On the afternoon of February 25, Tuoi Tre reporter visited a shop in the market in District 5 and asked to buy such materials. The shop’s assistant said, “The wholesale price is VND30,000 (US$1.44) per kilogram and we sell by bag, each weighing 25 kilograms.

“This kind is the best, while another type is just VND17,000 per kilogram,” the assistant said.

At a chemical shop on Hai Thuong Lan Ong Street, also in District 5, the reporter was told the prices of every explosive material sold there.

One of the materials was made in China and costs VND825,000 per 25kg bag.

Invoices can be provided, the shop’s attendant said, adding that the price can be reduced a bit for anyone who buys more than 10 bags.

At another shop nearby, G, an employee, said they could offer all of these materials at lower prices than other businesses.

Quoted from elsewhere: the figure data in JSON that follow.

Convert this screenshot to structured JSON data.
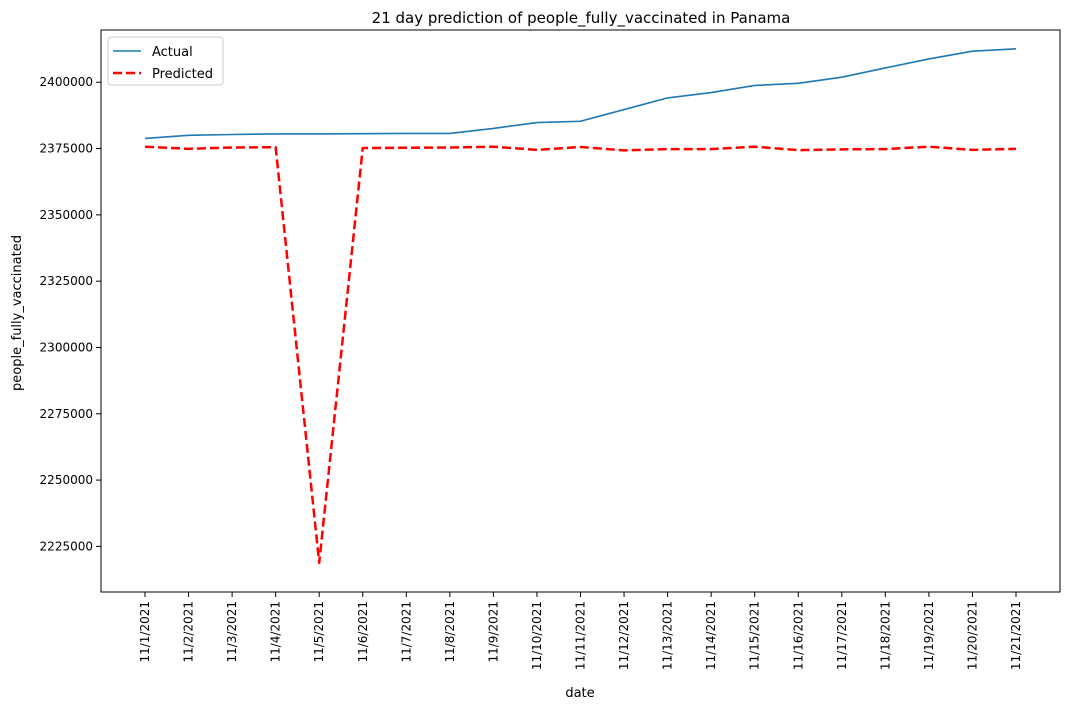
{
  "chart_data": {
    "type": "line",
    "title": "21 day prediction of people_fully_vaccinated in Panama",
    "xlabel": "date",
    "ylabel": "people_fully_vaccinated",
    "categories": [
      "11/1/2021",
      "11/2/2021",
      "11/3/2021",
      "11/4/2021",
      "11/5/2021",
      "11/6/2021",
      "11/7/2021",
      "11/8/2021",
      "11/9/2021",
      "11/10/2021",
      "11/11/2021",
      "11/12/2021",
      "11/13/2021",
      "11/14/2021",
      "11/15/2021",
      "11/16/2021",
      "11/17/2021",
      "11/18/2021",
      "11/19/2021",
      "11/20/2021",
      "11/21/2021"
    ],
    "yticks": [
      2225000,
      2250000,
      2275000,
      2300000,
      2325000,
      2350000,
      2375000,
      2400000
    ],
    "ylim": [
      2207800,
      2419700
    ],
    "legend_position": "top-left",
    "grid": false,
    "series": [
      {
        "name": "Actual",
        "color": "#1f77b4",
        "style": "solid",
        "values": [
          2378800,
          2380000,
          2380300,
          2380500,
          2380500,
          2380600,
          2380700,
          2380700,
          2382600,
          2384800,
          2385300,
          2389700,
          2394100,
          2396100,
          2398800,
          2399600,
          2401900,
          2405400,
          2408800,
          2411700,
          2412600
        ]
      },
      {
        "name": "Predicted",
        "color": "#ff0000",
        "style": "dashed",
        "values": [
          2375700,
          2374900,
          2375400,
          2375500,
          2218800,
          2375200,
          2375300,
          2375400,
          2375700,
          2374500,
          2375600,
          2374300,
          2374800,
          2374800,
          2375700,
          2374400,
          2374700,
          2374800,
          2375700,
          2374500,
          2374900
        ]
      }
    ]
  }
}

Ngo Van Co, a lecturer of chemical engineering at the University of Technology, said there are many types of chemicals that can cause fires or explosions when they are mixed.

Co said substances that easily catch fire or are prone to explosions should be stored carefully, and they should be kept separately from each other.

Those who come into contact with materials must comply with safety regulations and should be knowledgeable in how they work.

“Delayed-action bombs”

Also on February 25 Tuoi Tre, visited several residential areas in HCMC and found that many people are not aware of the risks from materials prone to fire or explosion.

Nguyen Van Ha, 38, of Hiep Binh Phuoc Ward in Thu Duc District, told Tuoi Tre that a business that stored, handled and provided liquefied petroleum gas (LPG) illegally had just been shut down.

Previously, local residents lived in fear as this business did not comply with safety regulations, posing a great threat to the area, Ha said.

Relevant agencies should conduct city-wide inspections and force such dangerous establishments to shut down.

Along Binh Long Street in Tan Phu District, Tuoi Tre found many mechanic shops using acetylene cylinders or air compressors that were covered with rust. Such dangerous devices were used freely in crowded residential areas.

At a business that processes iron and steel, such equipment was used while electrical wires snaked along the floor.

On Tan Ky Tan Quy Street, also in Tan Phu, Tuoi Tre found a barber’s shop surrounded by two motorbike repair shops and a mechanic shop. These shops had many cylinders of compressed oxygen or acetylene to cut or weld metal, all of which were covered in rust.

Reporters later visited a tile shop on Phan Anh Street in District 6 and noticed a burnt odor, which the shop’s attendant said comes from a nearby factory that cuts and handles iron and steel.